Home >> News Center >> Getting to the root of how plants tolerate too much iron

Getting to the root of how plants tolerate too much iron

Iron is essential for plant growth, but with heavy rainfall and poor aeration, many acid soils become toxic with excess iron. In countries that experience dramatic flood seasons, such as West Africa and tropical Asia, toxic iron levels can have disastrous consequences on the availability of staple foods, such as rice.

Despite dozens of attempts over the past two decades to discover the genes responsible for iron tolerance, they have remained elusive until recently. Now, Salk scientists have found a major genetic regulator of iron tolerance, a gene called GSNOR. The results, published in Nature Communications on August 29, 2019, could lead to the development of crop species that produce higher yields in soils containing excess iron.

"This is the first time that a gene and its natural variants have been identified for iron tolerance," says Wolfgang Busch, associate professor, lead author of the article and member of the Salk Molecular and Cellular Plant Biology Laboratory and Integrative Biology Laboratory. "This work is exciting because we now understand how plants can grow under stressful conditions, such as high iron levels, which could help us make crops more resistant to stress.

In plants such as rice, high levels of iron in the soil cause direct cellular damage by damaging fats and proteins, reducing the ability of roots to grow. However, some plants seem to have an inherent tolerance for high levels of iron; scientists wanted to understand why.

"We believed that there were genetic mechanisms underlying this resistance, but it was not clear which genes were responsible," says first author Baohai Li, a postdoctoral researcher at Busch Laboratory. "To investigate this question, we used the power of natural variation of hundreds of different plant strains to study genetic adaptation to high levels of iron."

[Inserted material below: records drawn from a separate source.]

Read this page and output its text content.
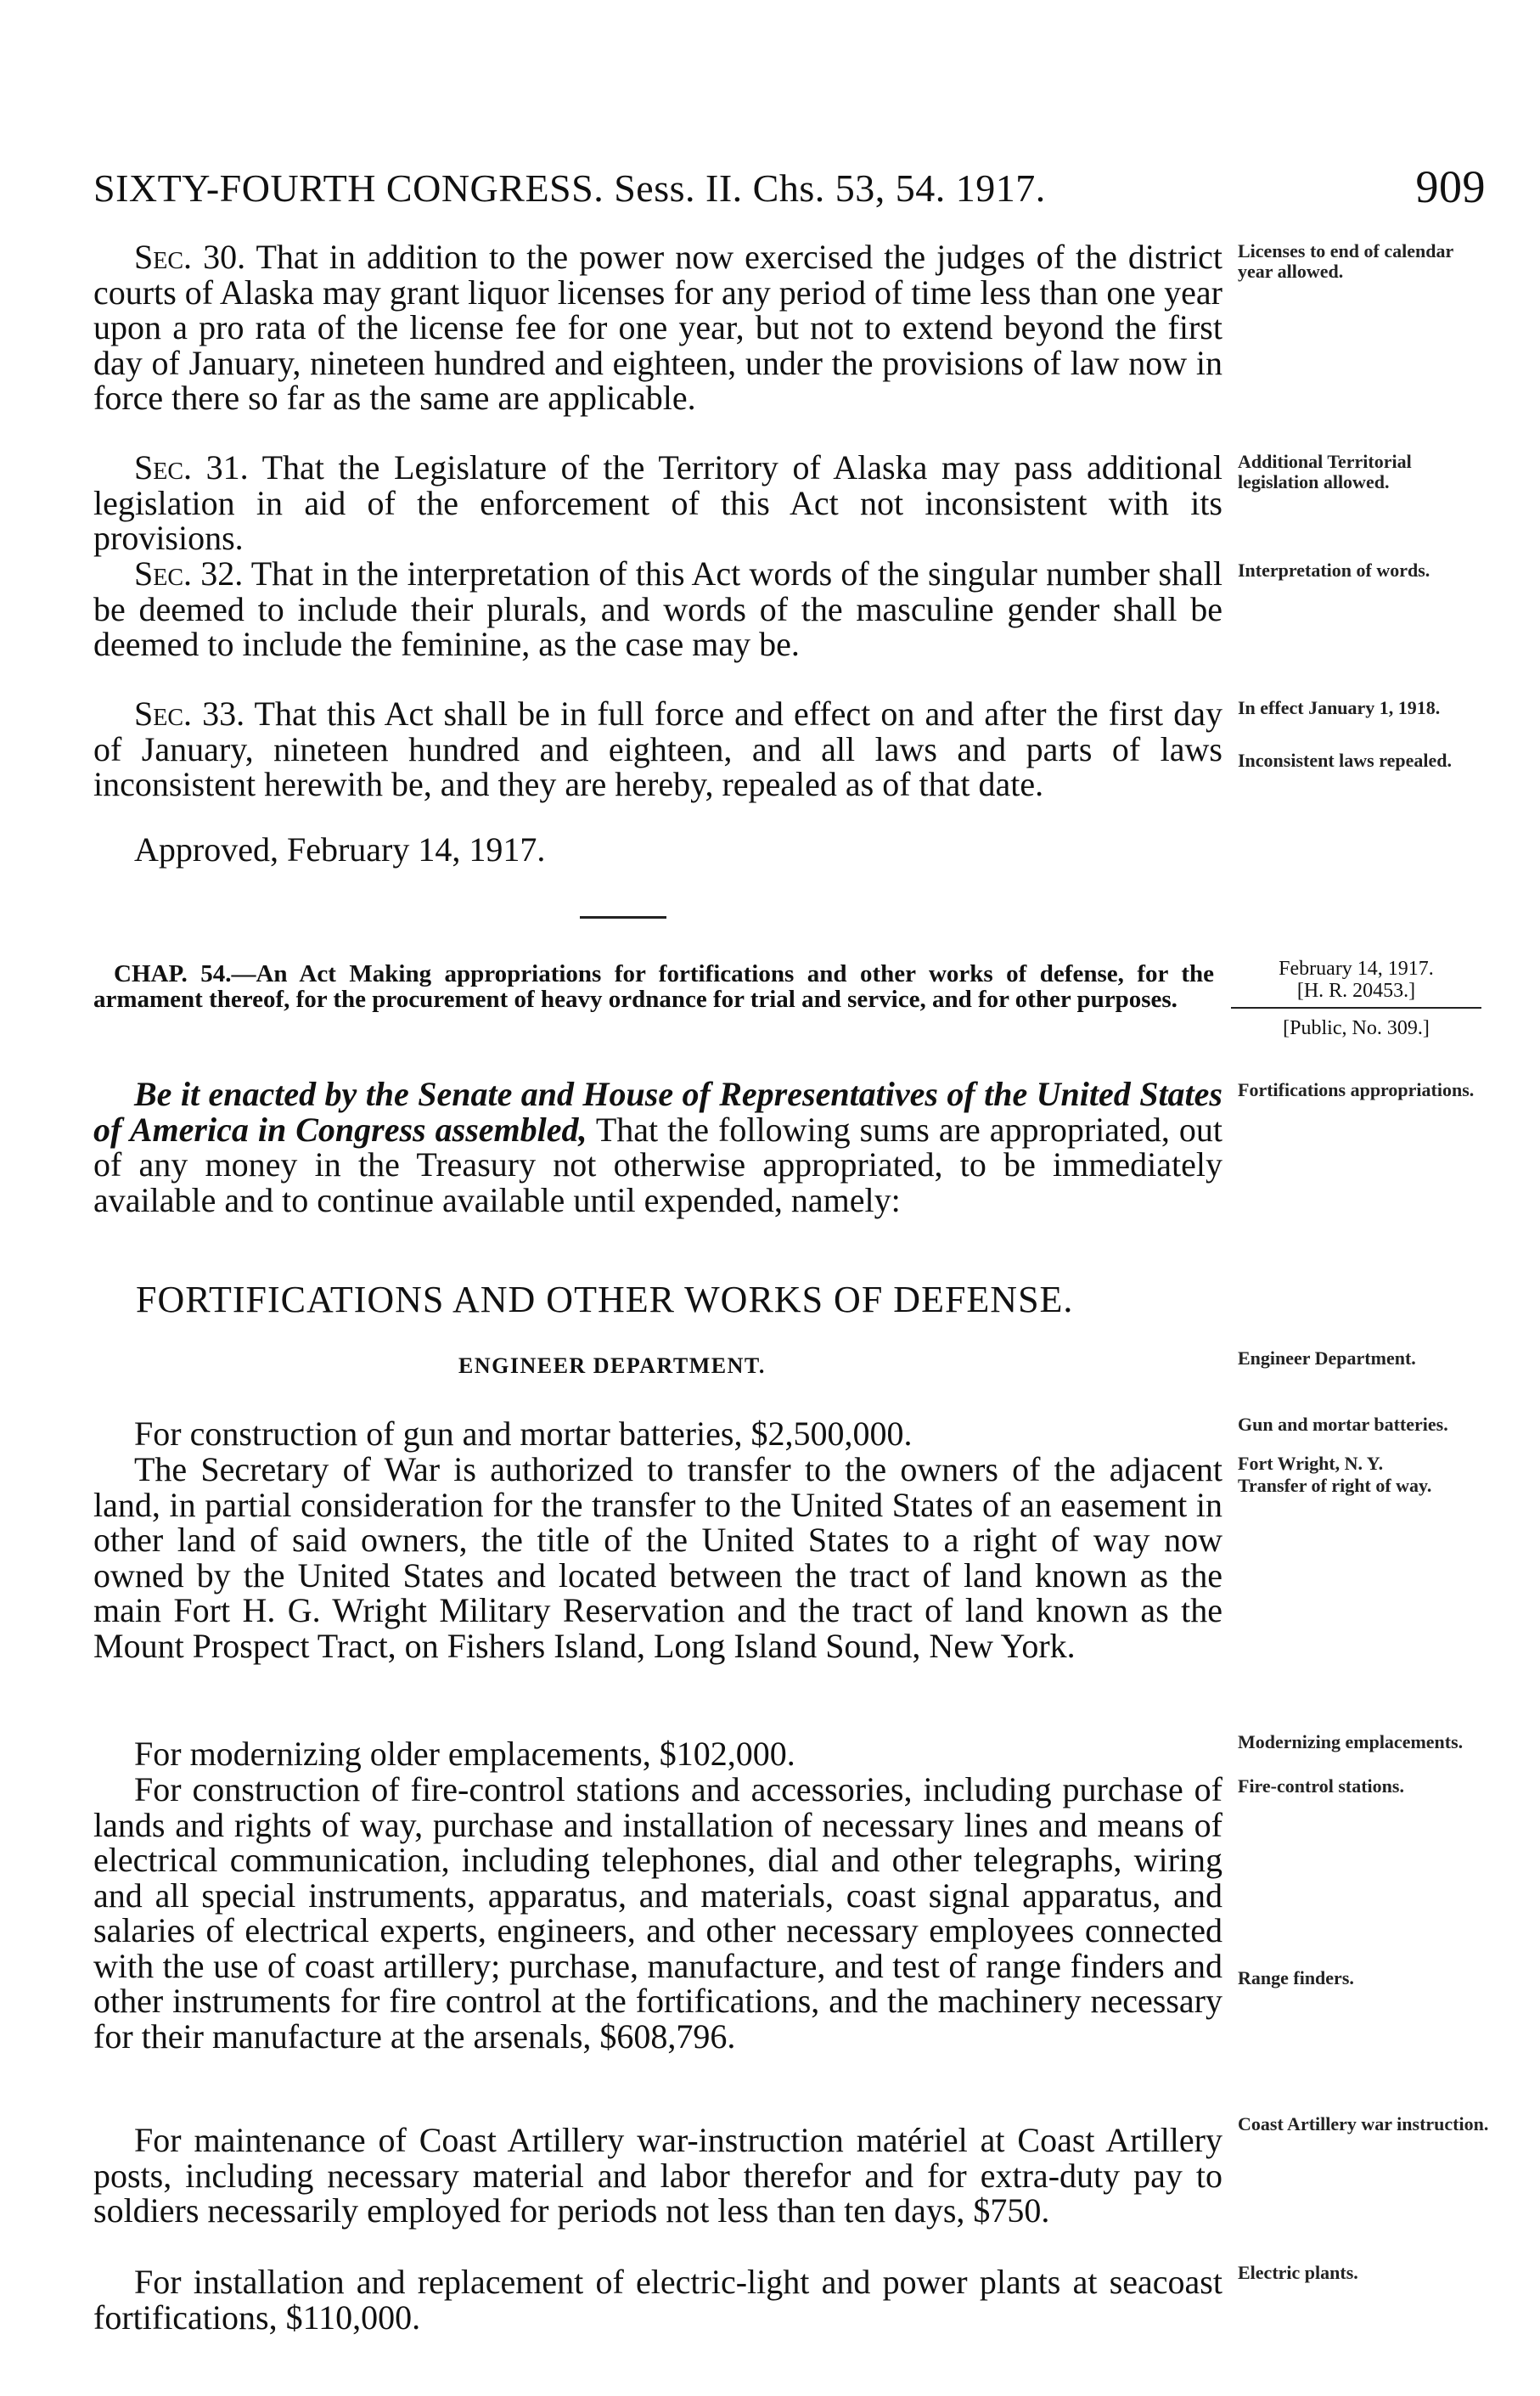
SIXTY-FOURTH CONGRESS. Sess. II. Chs. 53, 54. 1917.	909

Sec. 30. That in addition to the power now exercised the judges of the district courts of Alaska may grant liquor licenses for any period of time less than one year upon a pro rata of the license fee for one year, but not to extend beyond the first day of January, nineteen hundred and eighteen, under the provisions of law now in force there so far as the same are applicable.

Sec. 31. That the Legislature of the Territory of Alaska may pass additional legislation in aid of the enforcement of this Act not inconsistent with its provisions.

Sec. 32. That in the interpretation of this Act words of the singular number shall be deemed to include their plurals, and words of the masculine gender shall be deemed to include the feminine, as the case may be.

Sec. 33. That this Act shall be in full force and effect on and after the first day of January, nineteen hundred and eighteen, and all laws and parts of laws inconsistent herewith be, and they are hereby, repealed as of that date.

Approved, February 14, 1917.

Licenses to end of calendar year allowed.
Additional Territorial legislation allowed.
Interpretation of words.
In effect January 1, 1918.
Inconsistent laws repealed.
CHAP. 54.—An Act Making appropriations for fortifications and other works of defense, for the armament thereof, for the procurement of heavy ordnance for trial and service, and for other purposes.
February 14, 1917.
[H. R. 20453.]
[Public, No. 309.]

Be it enacted by the Senate and House of Representatives of the United States of America in Congress assembled, That the following sums are appropriated, out of any money in the Treasury not otherwise appropriated, to be immediately available and to continue available until expended, namely:

Fortifications appropriations.
FORTIFICATIONS AND OTHER WORKS OF DEFENSE.
ENGINEER DEPARTMENT.	Engineer Department.

For construction of gun and mortar batteries, $2,500,000.

The Secretary of War is authorized to transfer to the owners of the adjacent land, in partial consideration for the transfer to the United States of an easement in other land of said owners, the title of the United States to a right of way now owned by the United States and located between the tract of land known as the main Fort H. G. Wright Military Reservation and the tract of land known as the Mount Prospect Tract, on Fishers Island, Long Island Sound, New York.

For modernizing older emplacements, $102,000.

For construction of fire-control stations and accessories, including purchase of lands and rights of way, purchase and installation of necessary lines and means of electrical communication, including telephones, dial and other telegraphs, wiring and all special instruments, apparatus, and materials, coast signal apparatus, and salaries of electrical experts, engineers, and other necessary employees connected with the use of coast artillery; purchase, manufacture, and test of range finders and other instruments for fire control at the fortifications, and the machinery necessary for their manufacture at the arsenals, $608,796.

For maintenance of Coast Artillery war-instruction matériel at Coast Artillery posts, including necessary material and labor therefor and for extra-duty pay to soldiers necessarily employed for periods not less than ten days, $750.

For installation and replacement of electric-light and power plants at seacoast fortifications, $110,000.

Gun and mortar batteries.
Fort Wright, N. Y.
Transfer of right of way.
Modernizing emplacements.
Fire-control stations.
Range finders.
Coast Artillery war instruction.
Electric plants.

Scientists first tested a number of strains of a small mustard plant (Arabidopsis thaliana) to see if there were natural variations in iron resistance. Some of the plants had tolerance to iron toxicity, so the researchers used an approach called GWAS to locate the responsible gene. Their analyses identified the GSNOR gene as the key to allowing plants and roots to grow in iron-rich environments.

The researchers also discovered that the iron tolerance mechanism is, to their great surprise, linked to the activities of nitric oxide, a gaseous molecule that plays various roles in plants, particularly in response to stress. High levels of nitric oxide induced cellular stress and decreased the tolerance of plant roots to high levels of iron. This occurred when plants did not have a functional GSNOR gene. GSNOR probably plays a central role in the metabolism of nitric oxide and regulates the ability of plants to react to stress and cell damage. This nitric oxide mechanism and the GSNOR gene have also affected iron tolerance in other plant species, such as rice (Oryza sativa) and a legume (Lotus japonicus), suggesting that this gene and its activities are probably critical in many, if not all, plant species.

"By identifying this gene and its genetic variants that confer tolerance to iron, we hope to help plants, such as rice, become more iron resistant in areas where iron levels are toxic," says Dr. Busch. "Since we have discovered that this gene and pathway have been preserved in several plant species, we suspect that they may be important for iron resistance in all higher plants. In addition, this gene and pathway may also play a role in humans and could lead to new treatments for conditions associated with iron overload."

Li will then start his own laboratory at Zhejiang University in China. He plans to identify relevant genetic variants in rice and observe whether iron tolerance variants could increase crop yields in flooded Chinese fields.